Froman: Israel is committing to withdraw from Gaza, or at least most of it, but it’s hard to imagine that Israel is going to give up control over access to Gaza from Egypt, where so much of the material support for Hamas came from, or to allow Hamas access to the border with Israel, through which the October 7 attack was launched. The degree to which Israel will control the Philadelphi Corridor in the south and a buffer zone in the north of Gaza will be critical.
All that suggests that there are many ways the agreement could fall apart. Steven, as those of us who follow Mideast peacemaking know all too well, just because there’s a deal doesn’t mean that it will hold. But if it does go into effect, should we consider the Israel-Hamas war over?
Cook: Not necessarily. Remember, when Hamas launched its attacks on October 7, 2023, it was also launching a total war that included a broad international effort to delegitimize Israel. Even if a cease-fire were to end the hostilities in Gaza, as the draft agreement envisions, Hamas, affiliated groups, and Iran would continue the war by other means.
What’s more, the division of the agreement into three phases makes it vulnerable to vigorous opposition on both sides. The first phase alone is six weeks, and only on the sixteenth day of that stage will negotiations begin over the terms of the second phase. That’s a lot of time for Israeli and Palestinian opponents of the deal to undermine it.
Who might the main spoilers be? Israeli settlers who want nothing less than the destruction of Hamas and the resettlement of Gaza, on one hand, and Palestinian extremists who believe they are winning, on the other.
But for the moment, let’s assume the deal holds. There is also the question of its broader regional effects. Soon after the Israel-Hamas war began, it started spilling over across the region, with the proxy conflict between Israel and Iran escalating in particular. The Houthis in Yemen and Hezbollah in Lebanon—Iranian-backed militias, both—increased their attacks. It is unclear what the agreement portends for these spillover conflicts.
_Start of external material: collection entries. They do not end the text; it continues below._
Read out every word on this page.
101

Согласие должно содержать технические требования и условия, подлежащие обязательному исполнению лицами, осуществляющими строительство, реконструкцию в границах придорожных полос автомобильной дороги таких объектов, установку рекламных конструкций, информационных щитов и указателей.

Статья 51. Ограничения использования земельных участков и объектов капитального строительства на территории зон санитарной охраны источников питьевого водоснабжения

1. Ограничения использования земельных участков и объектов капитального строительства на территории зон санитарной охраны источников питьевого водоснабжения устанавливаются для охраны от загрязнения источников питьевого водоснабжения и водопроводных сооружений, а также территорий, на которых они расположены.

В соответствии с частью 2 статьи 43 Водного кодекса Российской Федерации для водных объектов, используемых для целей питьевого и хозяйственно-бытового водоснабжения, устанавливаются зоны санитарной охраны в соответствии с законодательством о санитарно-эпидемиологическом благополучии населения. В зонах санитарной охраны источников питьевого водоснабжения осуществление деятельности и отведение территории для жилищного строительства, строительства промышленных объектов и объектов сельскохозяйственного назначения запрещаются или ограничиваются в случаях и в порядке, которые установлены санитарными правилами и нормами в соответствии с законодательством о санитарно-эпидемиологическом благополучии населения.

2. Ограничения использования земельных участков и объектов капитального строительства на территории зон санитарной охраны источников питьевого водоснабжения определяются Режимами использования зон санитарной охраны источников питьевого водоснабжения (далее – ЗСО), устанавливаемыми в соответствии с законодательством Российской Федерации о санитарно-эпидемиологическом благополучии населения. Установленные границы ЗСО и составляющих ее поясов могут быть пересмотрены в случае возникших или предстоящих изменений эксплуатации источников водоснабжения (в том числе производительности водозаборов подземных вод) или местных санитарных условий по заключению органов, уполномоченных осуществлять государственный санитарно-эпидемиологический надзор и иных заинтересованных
Froman: It turned out that what happens in Gaza doesn’t necessarily stay in Gaza. Hezbollah in Lebanon has been dramatically degraded and pushed back. Yet the Houthis not only continue to wreak havoc on shipping in the Red Sea but also threaten U.S. forces in the region.
The question now is whether a cease-fire in Gaza—like the outbreak of war there—will have spillover effects. With the fall of Bashar al-Assad in Syria, Hezbollah has lost its access to support routes from Iran. That said, it’s unclear whether the Houthis, with Iran’s support, will stand down to allow the situation in Gaza to stabilize.
Moreover, when we look more broadly across the region, as our CFR colleague Elliott Abrams noted yesterday, Saudi Arabia’s de facto leader, Mohammed bin Salman, has been speaking in much harsher terms about the Israeli campaign in Gaza and made it very clear that the normalization of Saudi relations with Israel will require a Palestinian state.
I wouldn’t hold my breath for that: president after president has tried and failed to strike a lasting settlement between the Israelis and the Palestinians. So even if this week’s deal does hold, its implications may be limited to stabilizing the situation in Gaza—which, given how much suffering the war has caused, is still something.